I was profiling the power draw of my GPU when I noticed that after the first time a layer is sent to the GPU using to(device= cuda_device), the speed at which the layers are sent to the GPU decreases by three orders of magnitude:

import timeit
import torch
from torch import nn

cuda = torch.device('cuda')

#1 Layer
def test():
      nn.ConvTranspose2d(in_channels=10, out_channels=32, kernel_size=(4,4),stride=2, padding=0).to(device=cuda)

#2 Layer
def test2():
      nn.ConvTranspose2d(in_channels=32, out_channels=32, kernel_size=(6,6),stride=2, padding=0).to(device=cuda)

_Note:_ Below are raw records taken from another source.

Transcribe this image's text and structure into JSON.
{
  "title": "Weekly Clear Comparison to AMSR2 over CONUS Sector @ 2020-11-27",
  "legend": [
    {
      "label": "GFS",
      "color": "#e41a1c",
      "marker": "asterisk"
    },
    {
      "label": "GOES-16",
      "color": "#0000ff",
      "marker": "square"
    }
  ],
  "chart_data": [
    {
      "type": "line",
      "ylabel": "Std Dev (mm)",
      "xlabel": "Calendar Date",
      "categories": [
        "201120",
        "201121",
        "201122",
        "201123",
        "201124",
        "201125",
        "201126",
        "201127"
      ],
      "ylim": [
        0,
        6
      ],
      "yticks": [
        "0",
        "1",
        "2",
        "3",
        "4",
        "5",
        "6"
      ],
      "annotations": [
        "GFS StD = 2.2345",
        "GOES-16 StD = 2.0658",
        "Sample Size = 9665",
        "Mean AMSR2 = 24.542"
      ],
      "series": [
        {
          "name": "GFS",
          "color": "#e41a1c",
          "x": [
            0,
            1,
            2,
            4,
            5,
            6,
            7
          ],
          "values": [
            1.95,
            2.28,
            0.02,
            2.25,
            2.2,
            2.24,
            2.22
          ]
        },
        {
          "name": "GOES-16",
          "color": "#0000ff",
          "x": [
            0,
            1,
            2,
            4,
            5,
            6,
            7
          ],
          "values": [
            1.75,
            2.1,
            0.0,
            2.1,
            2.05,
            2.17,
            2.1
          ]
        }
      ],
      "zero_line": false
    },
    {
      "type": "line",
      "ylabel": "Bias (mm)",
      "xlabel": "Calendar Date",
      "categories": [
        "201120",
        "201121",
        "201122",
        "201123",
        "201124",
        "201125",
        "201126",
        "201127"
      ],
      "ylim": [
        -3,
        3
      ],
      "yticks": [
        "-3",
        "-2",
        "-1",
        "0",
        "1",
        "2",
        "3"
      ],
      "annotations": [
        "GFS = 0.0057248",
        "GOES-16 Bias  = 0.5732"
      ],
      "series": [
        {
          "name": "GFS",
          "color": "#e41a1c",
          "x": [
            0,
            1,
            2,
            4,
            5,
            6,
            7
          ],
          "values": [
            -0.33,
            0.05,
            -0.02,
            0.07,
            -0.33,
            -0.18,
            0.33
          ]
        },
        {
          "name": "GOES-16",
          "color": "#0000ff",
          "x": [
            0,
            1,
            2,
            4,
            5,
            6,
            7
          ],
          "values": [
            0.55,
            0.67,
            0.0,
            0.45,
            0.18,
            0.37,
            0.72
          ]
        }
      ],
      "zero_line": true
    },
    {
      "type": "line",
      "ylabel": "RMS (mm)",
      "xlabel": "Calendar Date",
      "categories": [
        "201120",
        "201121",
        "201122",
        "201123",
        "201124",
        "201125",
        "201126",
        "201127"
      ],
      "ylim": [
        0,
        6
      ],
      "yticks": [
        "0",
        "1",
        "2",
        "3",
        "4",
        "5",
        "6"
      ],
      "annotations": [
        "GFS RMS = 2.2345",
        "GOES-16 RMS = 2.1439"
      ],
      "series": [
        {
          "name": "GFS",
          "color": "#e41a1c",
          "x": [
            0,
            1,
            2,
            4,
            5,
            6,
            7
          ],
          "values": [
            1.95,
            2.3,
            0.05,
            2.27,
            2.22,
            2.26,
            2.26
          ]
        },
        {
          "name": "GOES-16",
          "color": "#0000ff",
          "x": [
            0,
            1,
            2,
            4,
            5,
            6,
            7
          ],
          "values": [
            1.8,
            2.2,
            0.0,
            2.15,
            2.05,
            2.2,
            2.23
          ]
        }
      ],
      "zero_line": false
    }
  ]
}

# First time layer #1 is sent to the gpu, the time is at 3.6 secs
>>> print(timeit.timeit(test, number=1))

# Second time the same (#1 Layer) layer is sent to the gpu, the time is at 0.0021 secs
>>> print(timeit.timeit(test, number=1))

# This time, a different layer (#2 Layer) with larger input channel and larger kernels is sent to the gpu, the time is at 0.0027 secs
>>> print(timeit.timeit(test2, number=1))

#After restarting the python interpreter and re-import everything, the same layer takes 3 orders of magnitude longer to send
<Re-import all and define the test2 function>
>>>print(timeit.timeit(test2, number=1))

I have a feeling that this is clearly a front end cost for cuda initialization that pytorch establishes at the first to(gpu) call, but what exact reason behind this efficiency?

The first CUDA operation will create the CUDA context, which contains the the PyTorch kernels, cudnn, NCCL, CUDA libs etc., so it’ll take some time to load these libraries.

Also note, that CUDA operations are executed asynchronously, so if you want to profile the data transfer from host to device or any other CUDA op, you would have to synchronize the code before starting and stopping the timer via torch.cuda.synchronize().

1 Like

Thank you! That was extremely helpful